Meredith ignores her daughter and looks at me with avid interest. “So how long have you two been dating?”
“Mom,” Jane snaps, and her mom gives a little jump as she turns to look at her daughter. “We are not dating.”
“You’re not dating,” her mom repeats disbelievingly, and my chest tightens when I see the brightness of Jane’s eyes flatten just a bit.
“What she means is we’re not dating seriously,” I say much to my surprise, but then figure—what the fuck—I’m going with it. “And by that, what she means is that it’s pretty new, but it’s exclusive.”
Meredith turns back to look at me and levels a dazzling smile of relief. I can see this is a woman who loves her daughter very much.
I return her smile confidently, but then my gaze slides past her to Jane. She looks back at me with narrowed eyes, probably wondering what in the hell I’m doing by stringing her mom along like that. But fuck… what was I supposed to do? Tell her mom we were just temporary fuck mates?
Because no… that is not what Jane is to me.
I mean yes… there will be fucking and lots of it, I hope, but that is not all there is. In fact, there’s so much more.

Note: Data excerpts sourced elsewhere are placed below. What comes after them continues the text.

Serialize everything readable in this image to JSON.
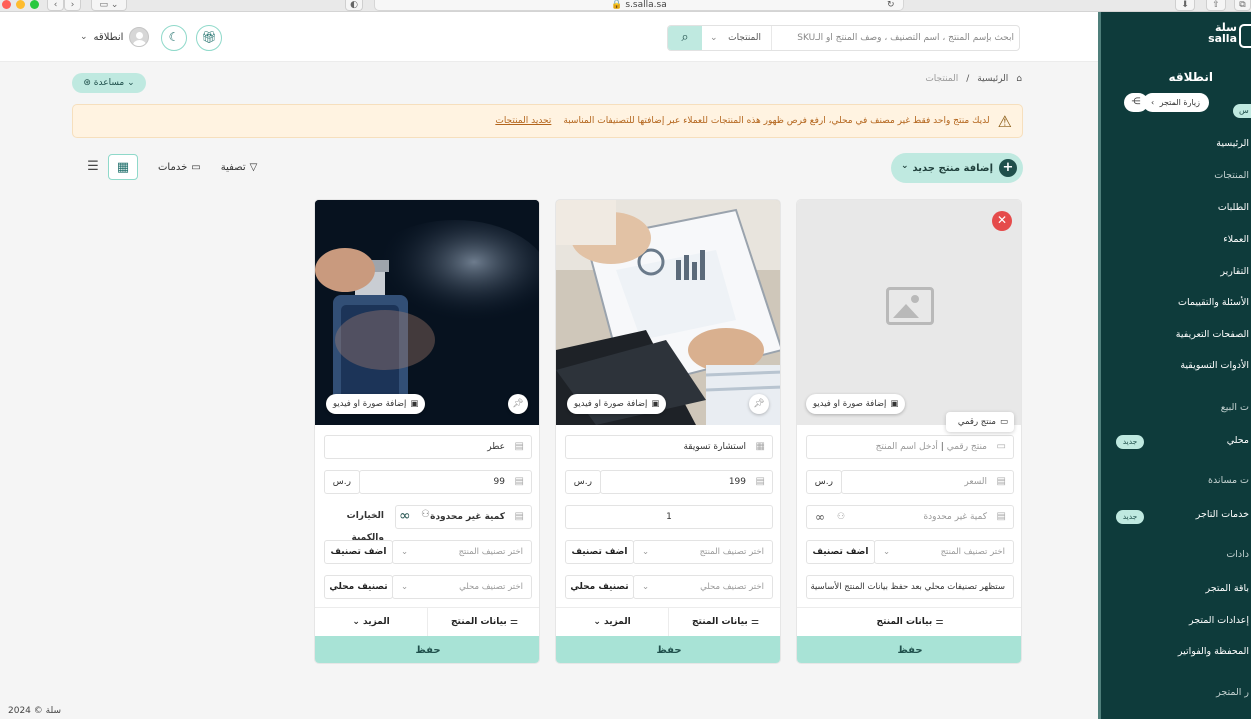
{
  "browser": {
    "url": "s.salla.sa"
  },
  "header": {
    "user_name": "انطلاقه",
    "search": {
      "placeholder": "ابحث بإسم المنتج ، اسم التصنيف ، وصف المنتج أو الـSKU",
      "category": "المنتجات"
    }
  },
  "help_label": "مساعدة",
  "breadcrumb": {
    "home": "الرئيسية",
    "separator": "/",
    "current": "المنتجات"
  },
  "alert": {
    "text": "لديك منتج واحد فقط غير مصنف في محلي، ارفع فرص ظهور هذه المنتجات للعملاء عبر إضافتها للتصنيفات المناسبة",
    "link": "تحديد المنتجات"
  },
  "toolbar": {
    "add_product": "إضافة منتج جديد",
    "filter": "تصفية",
    "services": "خدمات"
  },
  "cards": [
    {
      "media_button": "إضافة صورة او فيديو",
      "name_placeholder": "أدخل اسم المنتج",
      "name_value": "منتج رقمي",
      "price_placeholder": "السعر",
      "currency": "ر.س",
      "qty_placeholder": "كمية غير محدودة",
      "category_placeholder": "اختر تصنيف المنتج",
      "add_category": "اضف تصنيف",
      "local_note": "ستظهر تصنيفات محلي بعد حفظ بيانات المنتج الأساسية",
      "product_data": "بيانات المنتج",
      "save": "حفظ",
      "tooltip": "منتج رقمي"
    },
    {
      "media_button": "إضافة صورة او فيديو",
      "name": "استشارة تسويقة",
      "price": "199",
      "currency": "ر.س",
      "qty": "1",
      "category_placeholder": "اختر تصنيف المنتج",
      "add_category": "اضف تصنيف",
      "local_placeholder": "اختر تصنيف محلي",
      "local_btn": "تصنيف محلي",
      "product_data": "بيانات المنتج",
      "more": "المزيد",
      "save": "حفظ"
    },
    {
      "media_button": "إضافة صورة او فيديو",
      "name": "عطر",
      "price": "99",
      "currency": "ر.س",
      "qty_label": "كمية غير محدودة",
      "options": "الخيارات والكمية",
      "category_placeholder": "اختر تصنيف المنتج",
      "add_category": "اضف تصنيف",
      "local_placeholder": "اختر تصنيف محلي",
      "local_btn": "تصنيف محلي",
      "product_data": "بيانات المنتج",
      "more": "المزيد",
      "save": "حفظ"
    }
  ],
  "footer": "2024 © سلة",
  "sidebar": {
    "logo_ar": "سلة",
    "logo_en": "salla",
    "store_name": "انطلاقه",
    "visit_store": "زيارة المتجر",
    "tag": "س",
    "items": [
      {
        "label": "الرئيسية"
      },
      {
        "label": "المنتجات"
      },
      {
        "label": "الطلبات"
      },
      {
        "label": "العملاء"
      },
      {
        "label": "التقارير"
      },
      {
        "label": "الأسئلة والتقييمات"
      },
      {
        "label": "الصفحات التعريفية"
      },
      {
        "label": "الأدوات التسويقية"
      },
      {
        "label": "ت البيع"
      },
      {
        "label": "محلي",
        "badge": "جديد"
      },
      {
        "label": "ت مساندة"
      },
      {
        "label": "خدمات التاجر",
        "badge": "جديد"
      },
      {
        "label": "دادات"
      },
      {
        "label": "باقة المتجر"
      },
      {
        "label": "إعدادات المتجر"
      },
      {
        "label": "المحفظة والفواتير"
      },
      {
        "label": "ر المتجر"
      }
    ]
  },
  "colors": {
    "accent": "#bfe9e0",
    "sidebar": "#0e3b3b",
    "save": "#a8e3d6",
    "danger": "#e54b4b",
    "alert_bg": "#fff3e1"
  }
}
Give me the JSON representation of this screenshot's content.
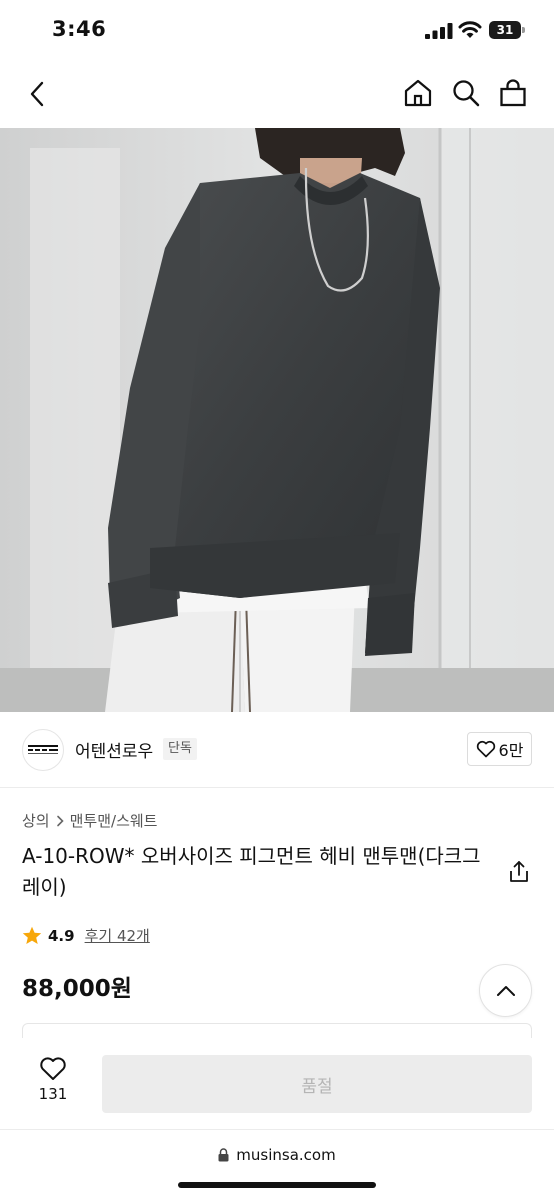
{
  "status_bar": {
    "time": "3:46",
    "battery_level": "31",
    "icons": [
      "signal-icon",
      "wifi-icon",
      "battery-icon"
    ]
  },
  "nav": {
    "icons": [
      "chevron-left-icon",
      "home-icon",
      "search-icon",
      "shopping-bag-icon"
    ]
  },
  "brand": {
    "name": "어텐션로우",
    "badge": "단독",
    "likes": "6만"
  },
  "breadcrumb": {
    "category": "상의",
    "subcategory": "맨투맨/스웨트"
  },
  "product": {
    "title": "A-10-ROW* 오버사이즈 피그먼트 헤비 맨투맨(다크그레이)",
    "rating": "4.9",
    "review_link": "후기 42개",
    "price": "88,000원"
  },
  "bottom_bar": {
    "like_count": "131",
    "soldout_label": "품절"
  },
  "browser": {
    "url": "musinsa.com"
  },
  "colors": {
    "star": "#f7a70a",
    "soldout_bg": "#ececec",
    "sweatshirt": "#3c3f41"
  }
}
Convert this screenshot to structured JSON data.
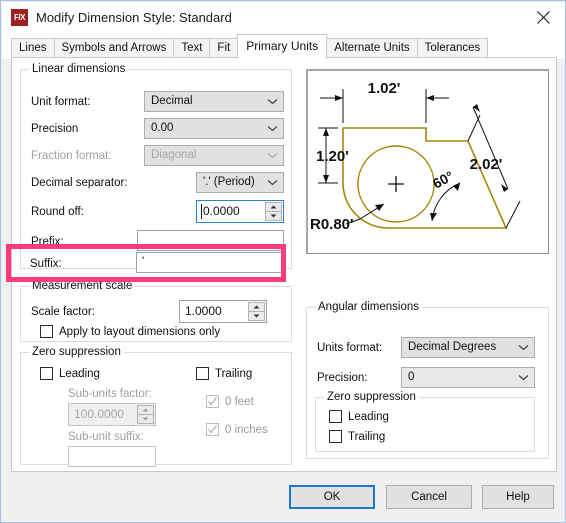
{
  "window": {
    "title": "Modify Dimension Style: Standard",
    "icon": "fx-logo-icon",
    "icon_text": "F/X",
    "close_icon": "close-icon",
    "accent_highlight": "#fa3c78",
    "default_button_border": "#1878d2",
    "drawing_color": "#a8860b"
  },
  "tabs": [
    {
      "label": "Lines",
      "active": false
    },
    {
      "label": "Symbols and Arrows",
      "active": false
    },
    {
      "label": "Text",
      "active": false
    },
    {
      "label": "Fit",
      "active": false
    },
    {
      "label": "Primary Units",
      "active": true
    },
    {
      "label": "Alternate Units",
      "active": false
    },
    {
      "label": "Tolerances",
      "active": false
    }
  ],
  "linear_dimensions": {
    "legend": "Linear dimensions",
    "unit_format": {
      "label": "Unit format:",
      "value": "Decimal"
    },
    "precision": {
      "label": "Precision",
      "value": "0.00"
    },
    "fraction_format": {
      "label": "Fraction format:",
      "value": "Diagonal",
      "disabled": true
    },
    "decimal_separator": {
      "label": "Decimal separator:",
      "value": "'.' (Period)"
    },
    "round_off": {
      "label": "Round off:",
      "value": "0.0000",
      "focused": true
    },
    "prefix": {
      "label": "Prefix:",
      "value": ""
    },
    "suffix": {
      "label": "Suffix:",
      "value": "'",
      "highlighted": true
    }
  },
  "measurement_scale": {
    "legend": "Measurement scale",
    "scale_factor": {
      "label": "Scale factor:",
      "value": "1.0000"
    },
    "apply_layout": {
      "label": "Apply to layout dimensions only",
      "checked": false
    }
  },
  "zero_suppression_linear": {
    "legend": "Zero suppression",
    "leading": {
      "label": "Leading",
      "checked": false
    },
    "trailing": {
      "label": "Trailing",
      "checked": false
    },
    "sub_units_factor": {
      "label": "Sub-units factor:",
      "value": "100.0000",
      "disabled": true
    },
    "sub_unit_suffix": {
      "label": "Sub-unit suffix:",
      "value": "",
      "disabled": true
    },
    "zero_feet": {
      "label": "0 feet",
      "checked": true,
      "disabled": true
    },
    "zero_inches": {
      "label": "0 inches",
      "checked": true,
      "disabled": true
    }
  },
  "angular_dimensions": {
    "legend": "Angular dimensions",
    "units_format": {
      "label": "Units format:",
      "value": "Decimal Degrees"
    },
    "precision": {
      "label": "Precision:",
      "value": "0"
    },
    "zero_suppression": {
      "legend": "Zero suppression",
      "leading": {
        "label": "Leading",
        "checked": false
      },
      "trailing": {
        "label": "Trailing",
        "checked": false
      }
    }
  },
  "preview": {
    "name": "dimension-style-preview",
    "labels": {
      "top_width": "1.02'",
      "left_height": "1.20'",
      "slant_length": "2.02'",
      "angle": "60°",
      "radius": "R0.80'"
    }
  },
  "footer": {
    "ok": "OK",
    "cancel": "Cancel",
    "help": "Help"
  }
}
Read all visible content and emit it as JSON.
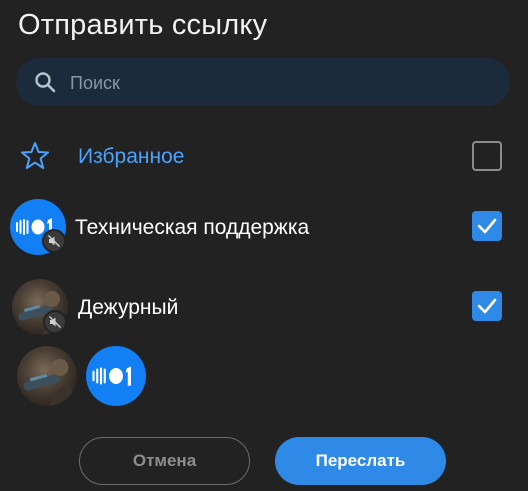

But I said it right. We’re dating. It’s not serious. It made her mom happy and wasn’t an outright lie. This is a small town and we are probably going to be seen around, as I intend to take Jane out to dinner, perhaps for beers at The Lobster Cage, and maybe even back to Bar Harbor for some more sightseeing.
Those are all things we’ll be doing over the next few months, and I find myself looking forward to every bit of it. And when I leave, I’m sure Jane will figure out something plausible to tell her mother, but in the meantime… I don’t see why everyone can’t just be happy about the way things are right in the present.